Andrew Mathieson
The design of a proposed “amphitheatre” shooting range has angered Anakie residents worried about noise travelling kilometres toward their homes.
A planning application to build the facility for two Geelong gun clubs has prompted residents of the small town to form Anakie Residents Action Committee to fight the proposal.
The group is also enlisting the support of several large corporations and Asian land syndicates who have purchased properties in the area.
They believe the owners could lose millions of dollars from falling land prices if the shooting range won council approval.
Residents’ spokesperson Russell Burns feared that the shooters could force residents to surrender their quiet, country lifestyle, which had attracted many to the town north of Geelong.
“They will be shooting into what’s like an amphitheatre,” Mr Burns said.
“They’re going to be elevated 138 metres above sea level and shooting down towards the You Yangs, so the sound is going to travel.
“The residents here work in Melbourne or Geelong and when they come home they want to relax on a Saturday morning or Sunday but that’s going to be the core shoot times.”

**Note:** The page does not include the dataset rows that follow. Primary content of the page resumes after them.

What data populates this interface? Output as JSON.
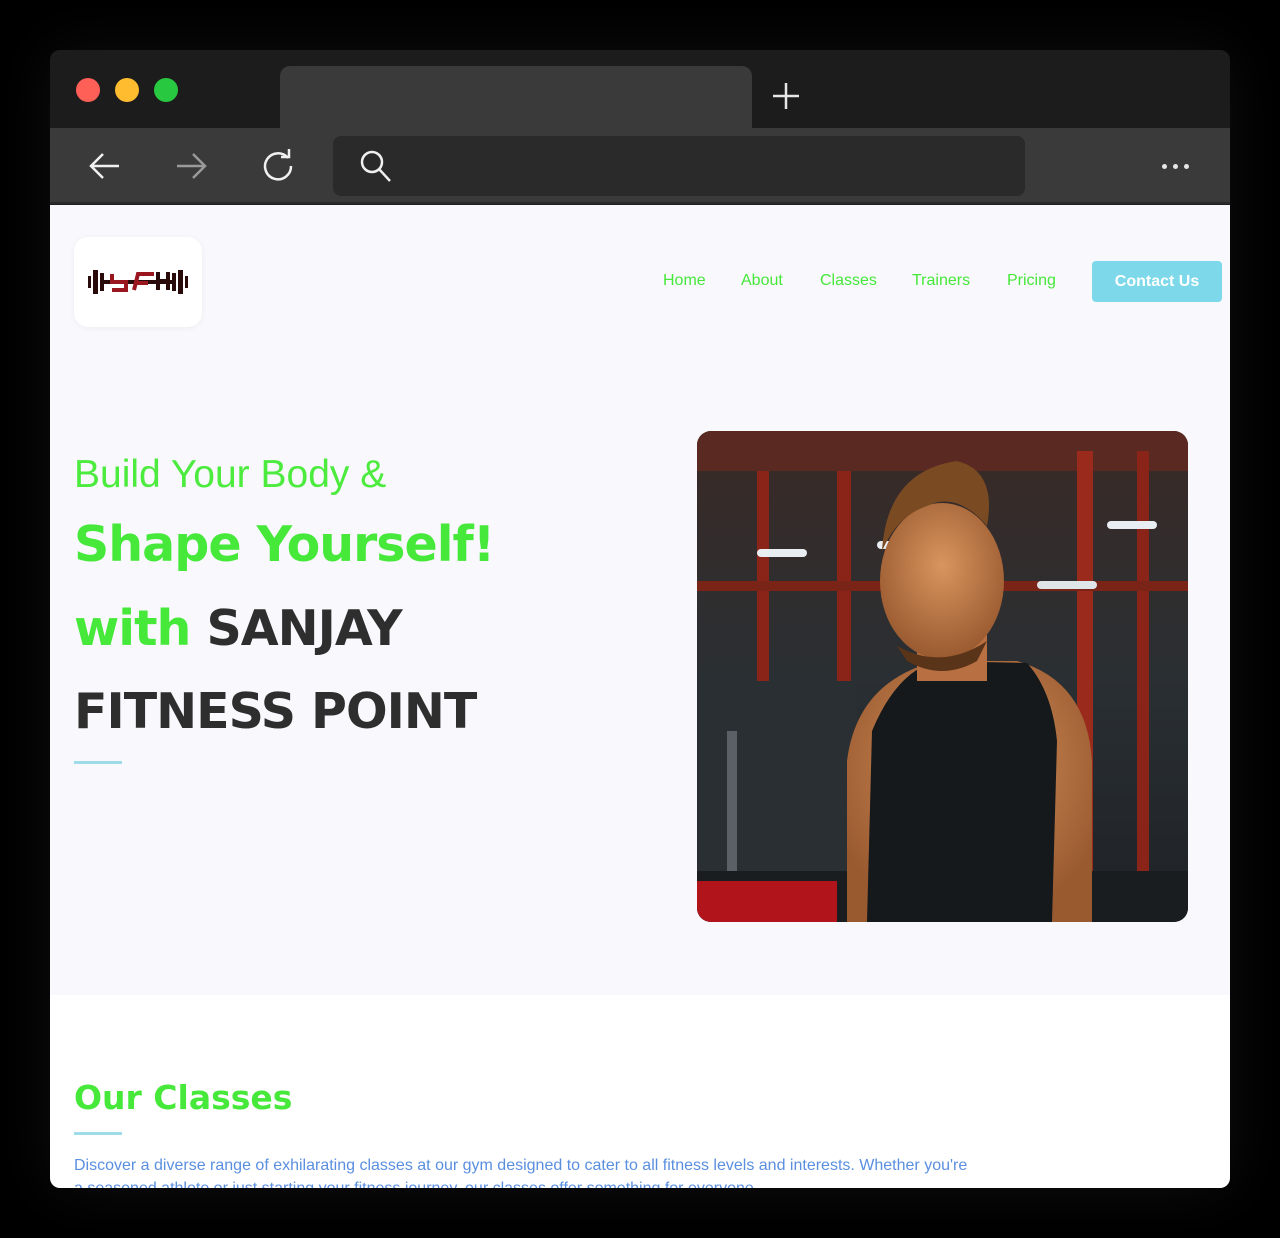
{
  "browser": {
    "tab_title": "",
    "url": ""
  },
  "site": {
    "nav": {
      "home": "Home",
      "about": "About",
      "classes": "Classes",
      "trainers": "Trainers",
      "pricing": "Pricing",
      "contact": "Contact Us"
    },
    "hero": {
      "line1": "Build Your Body &",
      "line2": "Shape Yourself!",
      "line3_green": "with",
      "line3_dark": "SANJAY",
      "line4": "FITNESS POINT"
    },
    "classes": {
      "title": "Our Classes",
      "description": "Discover a diverse range of exhilarating classes at our gym designed to cater to all fitness levels and interests. Whether you're a seasoned athlete or just starting your fitness journey, our classes offer something for everyone."
    }
  },
  "colors": {
    "accent_green": "#46e83a",
    "accent_cyan": "#7dd9ea",
    "dark_text": "#2e2e2e",
    "link_blue": "#5a8fe0"
  }
}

Mr Burns said the application from Geelong field and game and clay target clubs proposed shooting five days a week between 10am and 6pm.
Shots would be heard as often as every 45 seconds on competition days.
Mr Burns said concerned residents had “serious doubts” about tests that suggested the noise of gunshots would have little affect on the nearby town.
The action group were measuring the noise to prove their case, he said.
“We can then show the residents the noise they are going to put up with for the rest of their lives.”
Mr Burns said the closest residential property was about 1.2km from the site.
“The owners bought (the land) about 18 months ago and are now devastated,” he said.
“They’re both hard workers and want to come home to their own little piece of paradise.”
Mr Burns said serious investors owned hundreds of hectares around Anakie for the “pure value of hanging onto the land”.
“They are going to lose out the most financially,” he said.
“Then we have career farmers who this land is virtually their superannuation.”
The proposed site is also next to one of two major stormwater catchments for Hovell’s Creek, which passes Lara before draining into Corio Bay.
The Independent revealed earlier this month the clubs had lodged their planning permit application for approval with Geelong’s council.
State Government evicted the clay target shooters from their Eastern Park headquarters in 2008 over lead shot and shooting debris floating into Corio Bay.
The Independent was unable to gain comment from the shooters’ representative before the paper went to press this week.